I've consistently seen that the one criticism of the series in general is how superlative it feels against the sightings of the cases that Takao got herself into. Be it the medical diagnoses or the detective mysteries, it just doesn't have that realism that's rooted in the "true" Sherlock Holmes style, or that the medical cases are not supervised stringently, considering the workload of the doctors and nurses in typical hospitals. But then again, you have to remember that this is fiction (with the notion of the disclaimers in the episode openings), and the medical drama that goes into it may seem juxtaposed and contrary to real-life operations, but that's the reality of most medical drama-centric series: you can "fake it till you make it", however, medical prescriptions, diseases, and the like still have to sound real enough to induce the drama that comes out from it. It's a thing just to bring out the drama; some will love it, others will hate it, plain and simple.

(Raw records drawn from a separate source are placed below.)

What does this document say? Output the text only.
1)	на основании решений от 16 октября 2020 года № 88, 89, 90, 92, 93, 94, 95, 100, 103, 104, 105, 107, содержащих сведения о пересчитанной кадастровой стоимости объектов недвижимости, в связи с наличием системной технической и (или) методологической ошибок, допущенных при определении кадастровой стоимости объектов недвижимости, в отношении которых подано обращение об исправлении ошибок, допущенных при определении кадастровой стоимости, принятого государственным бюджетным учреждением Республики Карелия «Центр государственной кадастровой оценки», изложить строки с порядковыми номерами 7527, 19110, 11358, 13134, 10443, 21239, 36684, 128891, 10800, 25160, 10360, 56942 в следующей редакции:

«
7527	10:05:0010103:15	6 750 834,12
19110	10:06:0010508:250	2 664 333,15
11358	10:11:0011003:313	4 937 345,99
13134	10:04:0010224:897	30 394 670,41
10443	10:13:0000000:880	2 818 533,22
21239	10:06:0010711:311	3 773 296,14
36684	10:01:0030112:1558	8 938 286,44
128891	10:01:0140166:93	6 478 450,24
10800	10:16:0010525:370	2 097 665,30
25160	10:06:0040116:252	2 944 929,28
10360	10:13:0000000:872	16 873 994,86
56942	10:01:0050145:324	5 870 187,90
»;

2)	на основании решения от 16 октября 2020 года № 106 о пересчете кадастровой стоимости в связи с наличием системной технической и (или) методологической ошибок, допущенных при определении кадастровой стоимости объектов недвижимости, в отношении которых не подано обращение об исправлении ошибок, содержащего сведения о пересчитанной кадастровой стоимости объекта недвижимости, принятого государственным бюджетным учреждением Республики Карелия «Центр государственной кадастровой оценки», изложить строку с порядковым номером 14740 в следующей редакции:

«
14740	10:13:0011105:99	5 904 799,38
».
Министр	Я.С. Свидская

Admittedly, any production under Aniplex will suffer in the long term, as is Project No. 9 here, with clearly flailing animation that gets worse as the series progresses with its fervent delays and such. It's not the best; it's serviceable at best, but you will certainly see the degradation in quality. To be fair, Loop 7-kaime a.k.a. 7th Time Loop director Kazuya Iwata tried his best, but the circumstances speak for themselves here.

The OST is also decent, though I really didn't notice much of it composed by Fox Capture Plan. At least Aimer's OP song is solid, as is The Gospellers with their ED song alongside Anly.

This is a reality that's harder to swallow, but if you're expecting House M.D. vibes from this, you've come to the wrong place. Against the "genius" that is Takao Ameku, it's clear that Mikito Chinen was hoping to marry both the medical and detective segments together and make it work; the only problem is that the arcs (at least within the anime) can feel like they were played with a fiddle, or just enough medical advice is instilled to the point where it "feels" believable (of course, not forgetting that this is still fiction after all).

Whatever the case profile is, just go into Ameku Takao no Suiri Karte a.k.a. Ameku M.D.: Doctor Detective, not thinking that you'll come out a whizz in medical proficiency but rather, savouring a show that is just alright and for the dramaticization purposes alone.